Chute de vélo

de Étienne Davodeau

par L.L.de Mars

 

Ce livre (je pourrais étendre à : « ce genre de livres ») et l’étrange attachement qu’on semble lui porter éclairent plutôt bien les paradoxes qui hantent l’édition de bande dessinée et la critique : c’est cadré comme une comédie dramatique télévisée du dimanche après-midi, c’est monté comme une comédie dramatique télévisée du dimanche après-midi, c’est écrit comme une comédie dramatique télévisée du dimanche après-midi, c’est passionnant comme une comédie dramatique télévisée du dimanche après-midi. Et, aussi bizarre que ça puisse sembler, c’est également coloré comme une comédie dramatique télévisée du dimanche après-midi.

Si le dessin était virtuose, étrange, flamboyant ou au minimum incongru, ça pourrait être ce qu’on appelle atonalement un « livre de dessinateur ». Mais le dessin de Davodeau n’est ni laid ni beau, ni vif ni mort, ni honteux ni glorieux, ni élégant ni disgracieux. Il fait ce qu’il a à faire en s’excusant d’être là.

Autrement dit, si ce livre avait été ce à quoi tous les signes qu’il emprunte le disposent — une comédie dramatique télévisée du dimanche après-midi — personne n’en aurait remarqué l’existence au-delà de la séance de repassage ou du demi-coma d’après le digestif. Mais incarnée dans un récit en bandes, cette histoire translucide comme toutes celles de Davodeau qui me sont arrivées entre les mains, est élevée au rang d’œuvre de caractère, à tonalité forte, au sujet exigeant.

Nous en arrivons au paradoxe évoqué plus haut : ce que nous méprisons ailleurs (la comédie dramatique télévisée du dimanche après-midi devant les exigences attendues du cinéma), nous sommes capables de le louer dans une bande dessinée.
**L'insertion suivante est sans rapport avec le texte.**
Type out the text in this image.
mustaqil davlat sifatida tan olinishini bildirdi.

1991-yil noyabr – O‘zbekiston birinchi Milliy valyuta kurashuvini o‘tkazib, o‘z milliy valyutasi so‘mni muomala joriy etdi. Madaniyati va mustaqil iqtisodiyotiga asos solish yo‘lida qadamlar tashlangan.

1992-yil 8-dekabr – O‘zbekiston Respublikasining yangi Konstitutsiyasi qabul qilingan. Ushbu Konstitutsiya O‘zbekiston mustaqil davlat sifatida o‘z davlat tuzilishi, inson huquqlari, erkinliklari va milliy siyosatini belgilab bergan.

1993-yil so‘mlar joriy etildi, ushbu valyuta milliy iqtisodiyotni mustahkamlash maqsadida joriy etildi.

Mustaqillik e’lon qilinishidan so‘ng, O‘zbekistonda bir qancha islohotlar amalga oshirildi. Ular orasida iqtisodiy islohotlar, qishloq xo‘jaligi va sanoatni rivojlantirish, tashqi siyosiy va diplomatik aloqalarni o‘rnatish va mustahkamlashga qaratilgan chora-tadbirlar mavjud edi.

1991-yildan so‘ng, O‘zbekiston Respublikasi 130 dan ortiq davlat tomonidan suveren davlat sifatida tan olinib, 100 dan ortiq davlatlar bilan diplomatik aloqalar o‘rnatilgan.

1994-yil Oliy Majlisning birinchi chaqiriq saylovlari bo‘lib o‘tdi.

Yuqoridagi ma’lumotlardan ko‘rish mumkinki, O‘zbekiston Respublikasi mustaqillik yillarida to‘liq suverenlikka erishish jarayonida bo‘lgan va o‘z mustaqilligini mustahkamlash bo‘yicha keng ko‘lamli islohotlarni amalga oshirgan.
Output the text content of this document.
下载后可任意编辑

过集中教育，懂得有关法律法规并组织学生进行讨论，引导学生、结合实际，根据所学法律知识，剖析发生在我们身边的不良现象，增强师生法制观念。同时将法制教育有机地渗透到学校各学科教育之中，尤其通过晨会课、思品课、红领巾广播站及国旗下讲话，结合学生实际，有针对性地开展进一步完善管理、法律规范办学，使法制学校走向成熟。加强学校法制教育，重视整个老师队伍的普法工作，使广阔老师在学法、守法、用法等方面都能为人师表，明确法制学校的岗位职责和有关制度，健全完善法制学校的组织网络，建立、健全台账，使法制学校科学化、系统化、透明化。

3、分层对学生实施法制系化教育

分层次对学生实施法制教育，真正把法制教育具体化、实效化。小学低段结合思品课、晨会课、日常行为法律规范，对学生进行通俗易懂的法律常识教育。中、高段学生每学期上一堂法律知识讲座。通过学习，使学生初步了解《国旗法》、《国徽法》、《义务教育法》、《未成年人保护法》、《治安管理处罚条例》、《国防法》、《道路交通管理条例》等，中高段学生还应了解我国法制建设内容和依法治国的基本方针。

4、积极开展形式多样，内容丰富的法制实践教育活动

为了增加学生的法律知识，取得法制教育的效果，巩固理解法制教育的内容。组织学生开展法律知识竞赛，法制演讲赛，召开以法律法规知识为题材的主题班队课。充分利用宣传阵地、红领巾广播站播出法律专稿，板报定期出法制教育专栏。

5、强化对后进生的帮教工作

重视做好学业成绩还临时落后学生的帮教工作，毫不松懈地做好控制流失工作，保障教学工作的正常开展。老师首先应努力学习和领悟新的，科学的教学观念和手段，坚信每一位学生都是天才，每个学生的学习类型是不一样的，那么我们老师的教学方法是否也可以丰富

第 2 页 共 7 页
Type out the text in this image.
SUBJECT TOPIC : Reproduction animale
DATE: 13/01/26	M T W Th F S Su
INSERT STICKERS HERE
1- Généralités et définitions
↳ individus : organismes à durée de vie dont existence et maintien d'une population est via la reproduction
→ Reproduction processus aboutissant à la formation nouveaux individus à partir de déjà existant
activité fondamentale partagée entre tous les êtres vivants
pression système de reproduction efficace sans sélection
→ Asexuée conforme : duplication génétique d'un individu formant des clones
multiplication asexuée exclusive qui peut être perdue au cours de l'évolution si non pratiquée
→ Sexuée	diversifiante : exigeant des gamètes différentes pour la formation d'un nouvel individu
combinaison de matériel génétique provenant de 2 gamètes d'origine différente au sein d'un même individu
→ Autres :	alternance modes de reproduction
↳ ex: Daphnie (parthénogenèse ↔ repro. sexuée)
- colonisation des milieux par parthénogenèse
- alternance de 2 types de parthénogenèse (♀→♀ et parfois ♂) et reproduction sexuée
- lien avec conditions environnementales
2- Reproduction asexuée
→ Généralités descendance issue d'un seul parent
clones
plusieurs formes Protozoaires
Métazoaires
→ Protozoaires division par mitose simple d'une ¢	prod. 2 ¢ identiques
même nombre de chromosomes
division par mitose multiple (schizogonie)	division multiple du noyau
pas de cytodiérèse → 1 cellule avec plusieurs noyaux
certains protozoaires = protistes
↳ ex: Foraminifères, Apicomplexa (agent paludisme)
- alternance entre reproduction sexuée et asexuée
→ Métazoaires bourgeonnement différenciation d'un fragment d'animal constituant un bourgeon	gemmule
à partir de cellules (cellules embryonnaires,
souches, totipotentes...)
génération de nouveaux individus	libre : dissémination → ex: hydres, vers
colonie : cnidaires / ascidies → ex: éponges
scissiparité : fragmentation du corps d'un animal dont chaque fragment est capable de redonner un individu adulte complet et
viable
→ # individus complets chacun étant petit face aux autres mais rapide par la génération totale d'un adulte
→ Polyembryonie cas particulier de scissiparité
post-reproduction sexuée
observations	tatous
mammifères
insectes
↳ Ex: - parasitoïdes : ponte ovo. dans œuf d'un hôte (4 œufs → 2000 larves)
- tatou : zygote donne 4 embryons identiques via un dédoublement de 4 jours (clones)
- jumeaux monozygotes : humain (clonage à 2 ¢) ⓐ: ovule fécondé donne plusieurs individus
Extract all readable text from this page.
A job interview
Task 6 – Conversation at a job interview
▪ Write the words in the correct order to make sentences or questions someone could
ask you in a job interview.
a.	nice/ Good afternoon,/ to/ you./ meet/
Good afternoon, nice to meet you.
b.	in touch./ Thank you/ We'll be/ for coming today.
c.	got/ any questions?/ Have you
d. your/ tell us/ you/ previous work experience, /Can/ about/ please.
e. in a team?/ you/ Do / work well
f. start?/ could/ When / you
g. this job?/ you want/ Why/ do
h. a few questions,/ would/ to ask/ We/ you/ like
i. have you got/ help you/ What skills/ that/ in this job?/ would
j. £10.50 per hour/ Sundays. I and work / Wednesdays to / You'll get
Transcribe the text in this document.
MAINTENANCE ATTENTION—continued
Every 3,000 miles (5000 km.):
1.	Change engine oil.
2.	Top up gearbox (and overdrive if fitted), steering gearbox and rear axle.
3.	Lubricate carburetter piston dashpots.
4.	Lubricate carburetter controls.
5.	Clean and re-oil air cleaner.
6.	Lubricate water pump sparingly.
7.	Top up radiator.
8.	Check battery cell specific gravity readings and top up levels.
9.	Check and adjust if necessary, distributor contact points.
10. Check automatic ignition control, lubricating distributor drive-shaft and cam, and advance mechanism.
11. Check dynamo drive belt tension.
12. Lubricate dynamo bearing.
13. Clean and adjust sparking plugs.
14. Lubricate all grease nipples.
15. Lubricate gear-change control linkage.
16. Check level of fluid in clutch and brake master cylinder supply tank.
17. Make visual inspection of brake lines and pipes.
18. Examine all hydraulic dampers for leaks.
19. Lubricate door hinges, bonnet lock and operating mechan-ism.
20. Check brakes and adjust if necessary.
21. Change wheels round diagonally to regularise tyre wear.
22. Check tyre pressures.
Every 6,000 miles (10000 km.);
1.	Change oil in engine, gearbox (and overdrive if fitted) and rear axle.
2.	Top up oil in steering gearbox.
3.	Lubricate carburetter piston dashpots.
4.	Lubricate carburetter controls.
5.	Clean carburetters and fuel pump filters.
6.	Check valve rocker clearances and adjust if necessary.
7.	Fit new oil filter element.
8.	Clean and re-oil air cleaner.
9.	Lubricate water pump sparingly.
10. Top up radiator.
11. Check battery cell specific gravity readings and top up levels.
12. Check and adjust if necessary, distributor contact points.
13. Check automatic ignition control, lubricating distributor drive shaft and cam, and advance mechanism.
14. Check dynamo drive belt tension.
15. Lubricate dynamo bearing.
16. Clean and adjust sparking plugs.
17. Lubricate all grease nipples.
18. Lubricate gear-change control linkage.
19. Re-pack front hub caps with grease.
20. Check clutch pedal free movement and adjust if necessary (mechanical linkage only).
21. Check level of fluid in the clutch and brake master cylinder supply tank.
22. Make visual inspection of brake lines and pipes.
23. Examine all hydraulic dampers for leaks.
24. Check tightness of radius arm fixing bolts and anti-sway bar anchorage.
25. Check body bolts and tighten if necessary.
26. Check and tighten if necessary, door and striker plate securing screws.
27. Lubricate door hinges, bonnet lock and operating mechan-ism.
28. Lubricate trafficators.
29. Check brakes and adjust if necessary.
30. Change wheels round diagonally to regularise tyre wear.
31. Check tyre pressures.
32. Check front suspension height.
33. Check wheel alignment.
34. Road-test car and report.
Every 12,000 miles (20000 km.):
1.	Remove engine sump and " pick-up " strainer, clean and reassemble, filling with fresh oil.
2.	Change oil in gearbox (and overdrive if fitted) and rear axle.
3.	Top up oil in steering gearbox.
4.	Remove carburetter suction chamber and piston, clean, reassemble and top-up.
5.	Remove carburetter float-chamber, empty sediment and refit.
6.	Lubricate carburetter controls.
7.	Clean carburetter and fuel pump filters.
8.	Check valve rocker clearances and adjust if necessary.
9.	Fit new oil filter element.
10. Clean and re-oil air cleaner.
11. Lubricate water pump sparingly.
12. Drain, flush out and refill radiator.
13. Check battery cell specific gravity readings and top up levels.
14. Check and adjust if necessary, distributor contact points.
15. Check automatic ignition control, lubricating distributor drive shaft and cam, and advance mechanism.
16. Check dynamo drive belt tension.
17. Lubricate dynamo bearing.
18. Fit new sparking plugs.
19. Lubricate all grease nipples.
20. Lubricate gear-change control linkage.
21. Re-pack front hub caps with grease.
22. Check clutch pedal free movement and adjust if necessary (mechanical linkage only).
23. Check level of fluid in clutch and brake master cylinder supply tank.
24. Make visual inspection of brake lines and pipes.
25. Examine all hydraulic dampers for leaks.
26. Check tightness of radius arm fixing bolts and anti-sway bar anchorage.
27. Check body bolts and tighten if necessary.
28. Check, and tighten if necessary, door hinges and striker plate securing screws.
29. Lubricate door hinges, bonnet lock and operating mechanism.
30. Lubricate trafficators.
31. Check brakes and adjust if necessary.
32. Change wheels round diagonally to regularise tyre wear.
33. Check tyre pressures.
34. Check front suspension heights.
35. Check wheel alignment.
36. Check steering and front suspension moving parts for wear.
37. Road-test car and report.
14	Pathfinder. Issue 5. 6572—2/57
Pourquoi ? Parce que nous en méprisons le cadre A PRIORI. On pourra dire « c’est bien, pour une bande dessinée », avec le même ton repoussant qu’on entend dans « il est intelligent pour un ouvrier » (cultivé pour un noir, poli pour un jeune des cités, honnête pour un juif, doué pour un trisomique, élégant pour un paysan, etc.)

C’est quand une bande dessinée est la moins exigeante et la plus timide possible dans l’approche de ses singularités opératoires qu’elle rencontre un succès d’estime et un succès critique. Il faut qu’elle sorte d’elle-même pour qu’on commence à l’aimer. Il faut qu’elle se fasse la plus discrète possible sur sa honteuse nature. Moins il y a de bande dessinée dans la bande dessinée, plus on en plébiscite l’apparition comme merveille de la bande dessinée. Pour l’aimer, nous devons donc imaginer qu’il faut la détester.